TOO NET UP, NEW TEEN CONCEPT PLANNED
Byline: Melanie Kletter
NEW YORK — Aided by higher margins, Too Inc., the operator of Limited Too stores, reported fourth-quarter earnings grew 20.9 percent despite a slight dip in same-store sales.
The company also revealed that it will test a new retail concept aimed specifically at teenage girls, a slightly older group than it targets with Limited Too. On a conference call Wednesday, Michael Rayden, Too’s chairman and chief executive officer, said it will be called Mish Mash and will roll out with a handful of stores for the 2001 holiday season. He declined to give other details.
“We are moving into the next age group and we will use the same fully integrated strategy that we use with Limited Too,” Rayden said on the call.
The news sent Too’s stock soaring nearly 8 percent to close at $18.25 on the New York Stock Exchange, despite dramatic setbacks in the overall market.
In the quarter ended Feb. 3, Too’s earnings grew to $20.8 million, or 66 cents a diluted share, from $17.2 million, or 55 cents. Results exceeded Wall Street expectations by 2 cents.
Sales in the period grew 18.6 percent to $184.1 million from $155.2 million, aided by new store openings as well as an extra week of selling time compared to last year. The company said its 1 percent same-store sales dip was smaller than had been expected. Top performing merchandise categories included activewear and cut and sewn casual tops, the company said on the call.
Rayden said the comp-sales decrease was a “disappointment” but said overall the company “had a great quarter in a challenging retail environment.”
Looking ahead, Rayden said total sales are projected to be up about 15 to 20 percent this year, despite low single-digit comp sales projection increases, while gross margin rates for the first and second quarters of 2001 will decline slightly due to increased catalog mailings. General, administrative and store operating expense rates should improve “somewhat.”
During the quarter, Too added 17 new stores, remodeled two and closed two, and it plans to add between 50 and 55 new stores this year. In total, it now operates 406 stores under the Limited Too banner. The company also sells merchandise over its Web site, limitedtoo.com, and through its catazines, which combine the formats of catalogs and magazines.
On the merchandise end, the firm said it is increasing its investments in shoes, which have been a “major category” since being tested last year. It has also narrowed its selection “slightly” in tops and bottoms and has put more depth in key items, particularly activewear such as graphic T-shirts. The tops area “continues to be on fire,” Rayden said. Spring selling so far is off to a good start, he noted.
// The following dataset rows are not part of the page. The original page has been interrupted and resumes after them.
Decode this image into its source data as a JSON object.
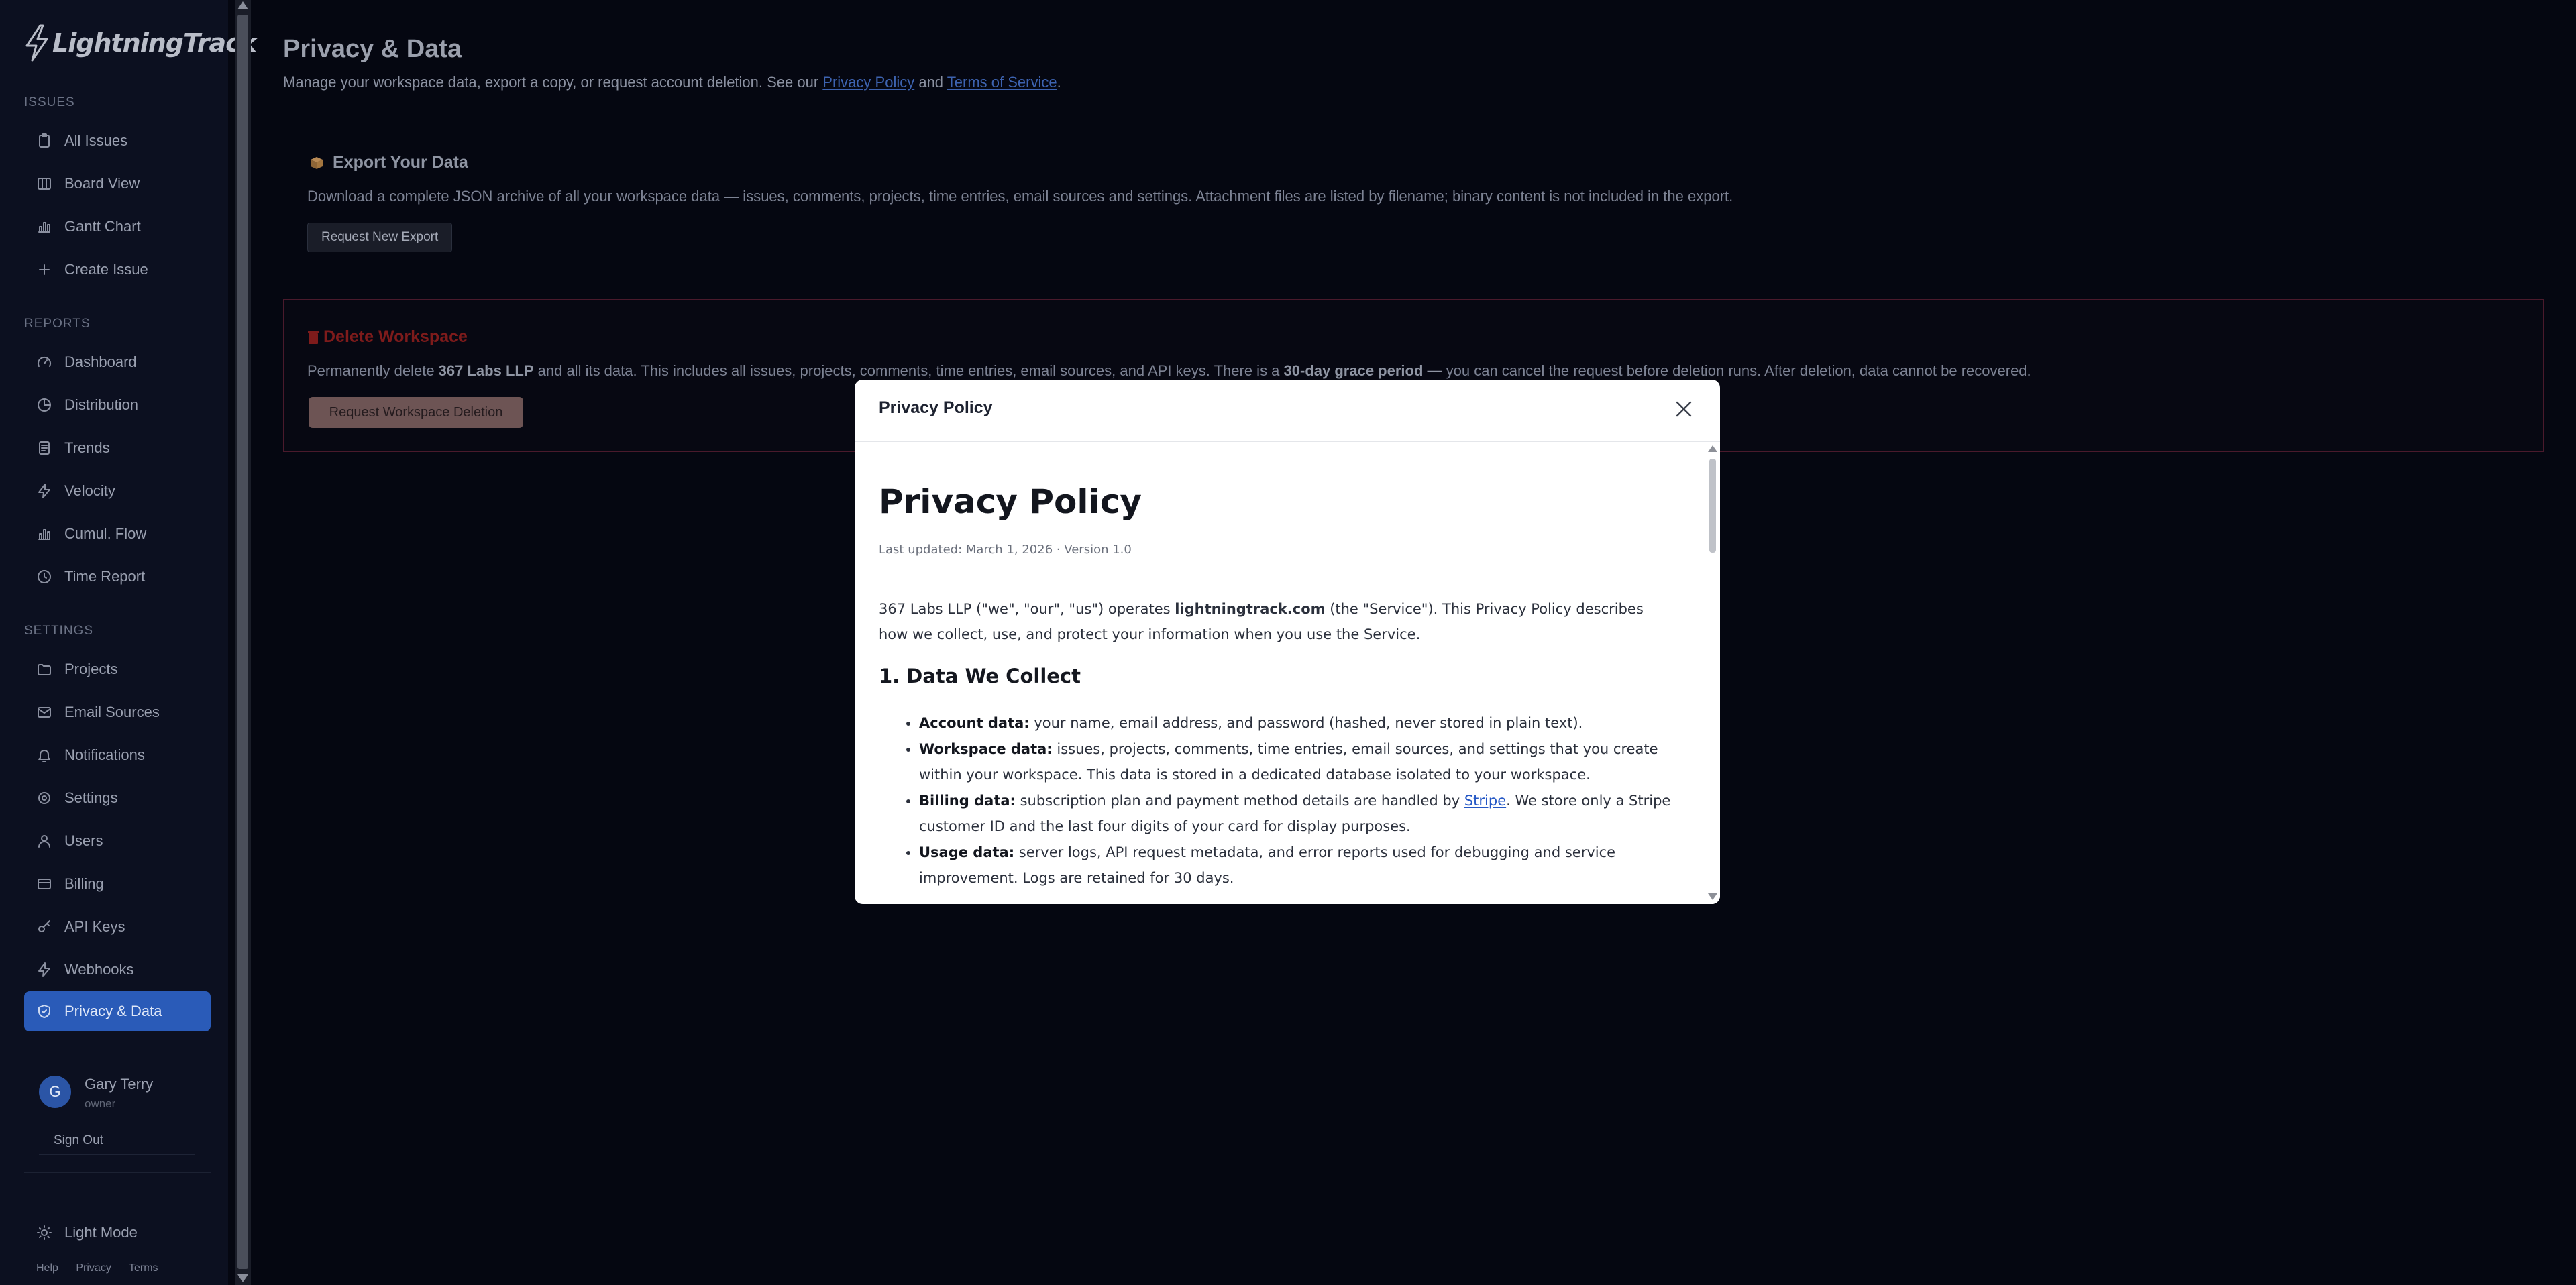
{
  "app": {
    "logo_text": "LightningTrack"
  },
  "sidebar": {
    "sections": {
      "issues": "ISSUES",
      "reports": "REPORTS",
      "settings": "SETTINGS"
    },
    "issues_items": [
      "All Issues",
      "Board View",
      "Gantt Chart",
      "Create Issue"
    ],
    "reports_items": [
      "Dashboard",
      "Distribution",
      "Trends",
      "Velocity",
      "Cumul. Flow",
      "Time Report"
    ],
    "settings_items": [
      "Projects",
      "Email Sources",
      "Notifications",
      "Settings",
      "Users",
      "Billing",
      "API Keys",
      "Webhooks",
      "Privacy & Data"
    ],
    "active_item": "Privacy & Data",
    "user": {
      "initial": "G",
      "name": "Gary Terry",
      "role": "owner"
    },
    "sign_out": "Sign Out",
    "light_mode": "Light Mode",
    "footer_links": [
      "Help",
      "Privacy",
      "Terms"
    ]
  },
  "main": {
    "title": "Privacy & Data",
    "subtitle_prefix": "Manage your workspace data, export a copy, or request account deletion. See our ",
    "privacy_link": "Privacy Policy",
    "and": " and ",
    "terms_link": "Terms of Service",
    "subtitle_suffix": ".",
    "export": {
      "title": "Export Your Data",
      "description": "Download a complete JSON archive of all your workspace data — issues, comments, projects, time entries, email sources and settings. Attachment files are listed by filename; binary content is not included in the export.",
      "button": "Request New Export"
    },
    "delete": {
      "title": "Delete Workspace",
      "desc_1": "Permanently delete ",
      "workspace_name": "367 Labs LLP",
      "desc_2": " and all its data. This includes all issues, projects, comments, time entries, email sources, and API keys. There is a ",
      "grace_period": "30-day grace period —",
      "desc_3": " you can cancel the request before deletion runs. After deletion, data cannot be recovered.",
      "button": "Request Workspace Deletion"
    }
  },
  "modal": {
    "title": "Privacy Policy",
    "doc_title": "Privacy Policy",
    "meta": "Last updated: March 1, 2026 · Version 1.0",
    "intro_1": "367 Labs LLP (\"we\", \"our\", \"us\") operates ",
    "intro_site": "lightningtrack.com",
    "intro_2": " (the \"Service\"). This Privacy Policy describes how we collect, use, and protect your information when you use the Service.",
    "section_1_title": "1. Data We Collect",
    "items": [
      {
        "label": "Account data:",
        "text": " your name, email address, and password (hashed, never stored in plain text)."
      },
      {
        "label": "Workspace data:",
        "text": " issues, projects, comments, time entries, email sources, and settings that you create within your workspace. This data is stored in a dedicated database isolated to your workspace."
      },
      {
        "label": "Billing data:",
        "text_1": " subscription plan and payment method details are handled by ",
        "link": "Stripe",
        "text_2": ". We store only a Stripe customer ID and the last four digits of your card for display purposes."
      },
      {
        "label": "Usage data:",
        "text": " server logs, API request metadata, and error reports used for debugging and service improvement. Logs are retained for 30 days."
      }
    ]
  },
  "colors": {
    "background": "#050711",
    "sidebar": "#0c1020",
    "active_nav": "#2a5bb8",
    "danger": "#7e1b1b",
    "link": "#2457c5"
  }
}
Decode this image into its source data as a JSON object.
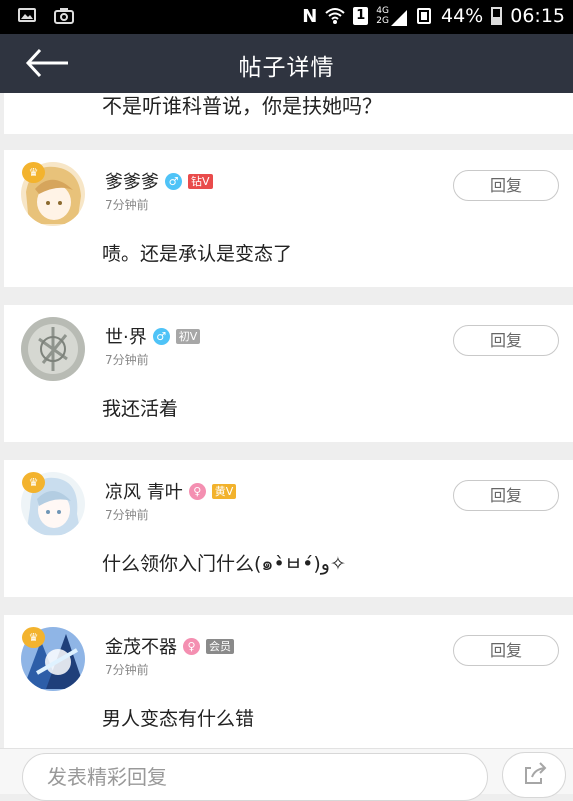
{
  "status_bar": {
    "left_icons": [
      "image-icon",
      "camera-icon"
    ],
    "right_icons": [
      "nfc-icon",
      "wifi-icon",
      "sim-icon",
      "signal-icon",
      "vibrate-icon",
      "battery-icon"
    ],
    "nfc_label": "N",
    "sim_label": "1",
    "network_top": "4G",
    "network_bottom": "2G",
    "battery_percent": "44%",
    "time": "06:15"
  },
  "header": {
    "title": "帖子详情",
    "back_icon": "back-arrow-icon"
  },
  "previous_comment": {
    "text": "不是听谁科普说，你是扶她吗？"
  },
  "comments": [
    {
      "name": "爹爹爹",
      "gender": "male",
      "gender_symbol": "♂",
      "badge": "钻V",
      "badge_color": "#e94b4b",
      "time": "7分钟前",
      "reply_label": "回复",
      "text": "啧。还是承认是变态了",
      "crown": true
    },
    {
      "name": "世·界",
      "gender": "male",
      "gender_symbol": "♂",
      "badge": "初V",
      "badge_color": "#a7a7a7",
      "time": "7分钟前",
      "reply_label": "回复",
      "text": "我还活着",
      "crown": false
    },
    {
      "name": "凉风 青叶",
      "gender": "female",
      "gender_symbol": "♀",
      "badge": "黄V",
      "badge_color": "#f2b22c",
      "time": "7分钟前",
      "reply_label": "回复",
      "text": "什么领你入门什么(๑•̀ㅂ•́)و✧",
      "crown": true
    },
    {
      "name": "金茂不器",
      "gender": "female",
      "gender_symbol": "♀",
      "badge": "会员",
      "badge_color": "#8a8a8a",
      "time": "7分钟前",
      "reply_label": "回复",
      "text": "男人变态有什么错",
      "crown": true
    }
  ],
  "input_bar": {
    "placeholder": "发表精彩回复",
    "share_icon": "share-icon"
  },
  "colors": {
    "header": "#2f3440",
    "status_bar": "#000000",
    "background": "#eeeeee",
    "male": "#4fc3f7",
    "female": "#f48fb1",
    "crown": "#f3b32e"
  }
}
On its Web site, the firm plans to introduce “My Virtual Model,” a technique which allows users to virtually try on clothes and also get shopping advice. A number of promotions and special shopping coupons are planned to help build store traffic, including the expansion of a frequent buyer program. The Limited Too credit card, launched in September, has seen early success, Rayden noted.
In regards to its new concept, Too will now be looking for growth in a market already flooded with many players, including Wet Seal and Limited Express, owned by Too’s former parent, Limited Inc. It will especially bump heads with Wet Seal, which recently purchased Zutopia, one the Limited Too’s main competitors in the tween arena, since both will have concepts aimed at both tweens and teens.
For the year ended Feb. 3, earnings gained 31.2 percent to $32.2 million, or $1.02 from $24.6 million, or 79 cents. Sales gained 21 percent to $545 million from $450.4 million, and were ahead 4 percent on a same-store basis.